As explained in the lecture, the node embeddings created above can be used for a variety of tasks like node classification or link prediction.

#### Hadamard-based Link Prediction using Node Embeddings

The lecture briefly mentioned that we can use, e.g. the Hadamard product $x_i \cdot x_j$, as similarity score to predict the existence of edges given embedding vectors $x_i$ and $x_j$ for nodes $v_i$ and $v_j$. Complete the following code snippet that predicts if an edge exists between two nodes given their label using the Hadamard product.

In [None]:
def predict_edge(node_i, node_j, model, vocab):
    # TODO
    return NotImplementedError()


In [None]:
# Sanity Check
print("High expected score: ", predict_edge("a", "c", model, vocab))
print("Low expected score: ", predict_edge("a", "f", model, vocab))

#### Real-World Example

Evaluate the performance of your link predictor on the Karate Club network that you know from the lecture using the area under the curve of the receiver-operator characteristic. Since the network is comparably small, you can either compute the score for all possible node pairs or use a sample of non-existing links (negative sampling).

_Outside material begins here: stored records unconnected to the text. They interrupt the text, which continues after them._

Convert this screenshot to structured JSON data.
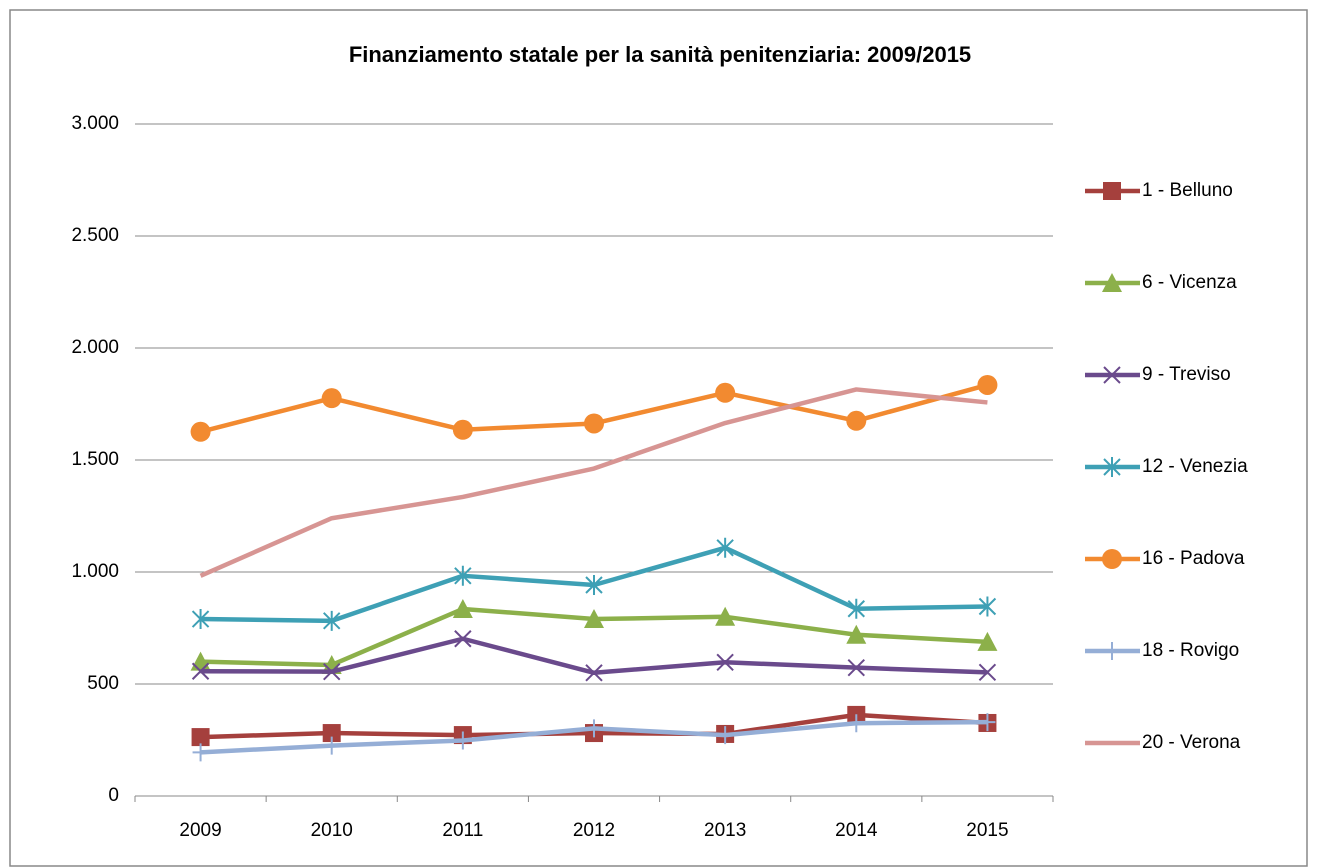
{
  "chart_data": {
    "type": "line",
    "title": "Finanziamento statale per la sanità penitenziaria: 2009/2015",
    "categories": [
      "2009",
      "2010",
      "2011",
      "2012",
      "2013",
      "2014",
      "2015"
    ],
    "ylim": [
      0,
      3000
    ],
    "yticks": [
      0,
      500,
      {
        "value": 1000,
        "label": "1.000"
      },
      {
        "value": 1500,
        "label": "1.500"
      },
      {
        "value": 2000,
        "label": "2.000"
      },
      {
        "value": 2500,
        "label": "2.500"
      },
      {
        "value": 3000,
        "label": "3.000"
      }
    ],
    "grid": true,
    "legend": "right",
    "series": [
      {
        "name": "1 - Belluno",
        "color": "#a5403d",
        "marker": "square",
        "values": [
          263,
          281,
          272,
          281,
          277,
          362,
          326
        ]
      },
      {
        "name": "6 - Vicenza",
        "color": "#8cb04a",
        "marker": "triangle",
        "values": [
          600,
          585,
          835,
          790,
          800,
          720,
          688
        ]
      },
      {
        "name": "9 - Treviso",
        "color": "#6a4a8c",
        "marker": "x",
        "values": [
          557,
          555,
          702,
          550,
          597,
          573,
          552
        ]
      },
      {
        "name": "12 - Venezia",
        "color": "#3ea0b5",
        "marker": "star",
        "values": [
          790,
          782,
          983,
          942,
          1108,
          836,
          846
        ]
      },
      {
        "name": "16 - Padova",
        "color": "#f28a30",
        "marker": "circle",
        "values": [
          1626,
          1776,
          1635,
          1663,
          1800,
          1675,
          1835
        ]
      },
      {
        "name": "18 - Rovigo",
        "color": "#95aed6",
        "marker": "plus",
        "values": [
          195,
          225,
          248,
          302,
          272,
          325,
          330
        ]
      },
      {
        "name": "20 - Verona",
        "color": "#d79593",
        "marker": "none",
        "values": [
          983,
          1240,
          1335,
          1462,
          1665,
          1815,
          1757
        ]
      }
    ]
  }
}
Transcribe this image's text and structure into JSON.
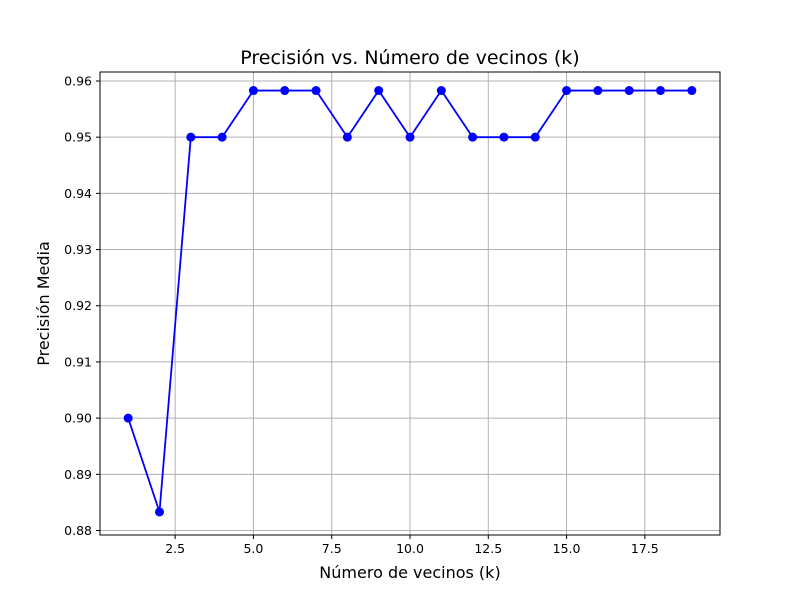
{
  "chart_data": {
    "type": "line",
    "title": "Precisión vs. Número de vecinos (k)",
    "xlabel": "Número de vecinos (k)",
    "ylabel": "Precisión Media",
    "xlim": [
      0.1,
      19.9
    ],
    "ylim": [
      0.8792,
      0.9616
    ],
    "xticks": [
      2.5,
      5.0,
      7.5,
      10.0,
      12.5,
      15.0,
      17.5
    ],
    "xtick_labels": [
      "2.5",
      "5.0",
      "7.5",
      "10.0",
      "12.5",
      "15.0",
      "17.5"
    ],
    "yticks": [
      0.88,
      0.89,
      0.9,
      0.91,
      0.92,
      0.93,
      0.94,
      0.95,
      0.96
    ],
    "ytick_labels": [
      "0.88",
      "0.89",
      "0.90",
      "0.91",
      "0.92",
      "0.93",
      "0.94",
      "0.95",
      "0.96"
    ],
    "grid": true,
    "series": [
      {
        "color": "#0000ff",
        "marker": "circle",
        "x": [
          1,
          2,
          3,
          4,
          5,
          6,
          7,
          8,
          9,
          10,
          11,
          12,
          13,
          14,
          15,
          16,
          17,
          18,
          19
        ],
        "y": [
          0.9,
          0.8833,
          0.95,
          0.95,
          0.9583,
          0.9583,
          0.9583,
          0.95,
          0.9583,
          0.95,
          0.9583,
          0.95,
          0.95,
          0.95,
          0.9583,
          0.9583,
          0.9583,
          0.9583,
          0.9583
        ]
      }
    ]
  }
}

*Note: The Karate Club network is a particularly difficult example network for link prediction. Thus, the results will most likely be not very good. If you want, you can also choose a different example network.*

In [None]:
karate = read_netzschleuder_network("karate", "77")
karate.mapping = IndexMap([str(i) for i in karate.data.node_name])

plot(karate, node_label=list(karate.nodes))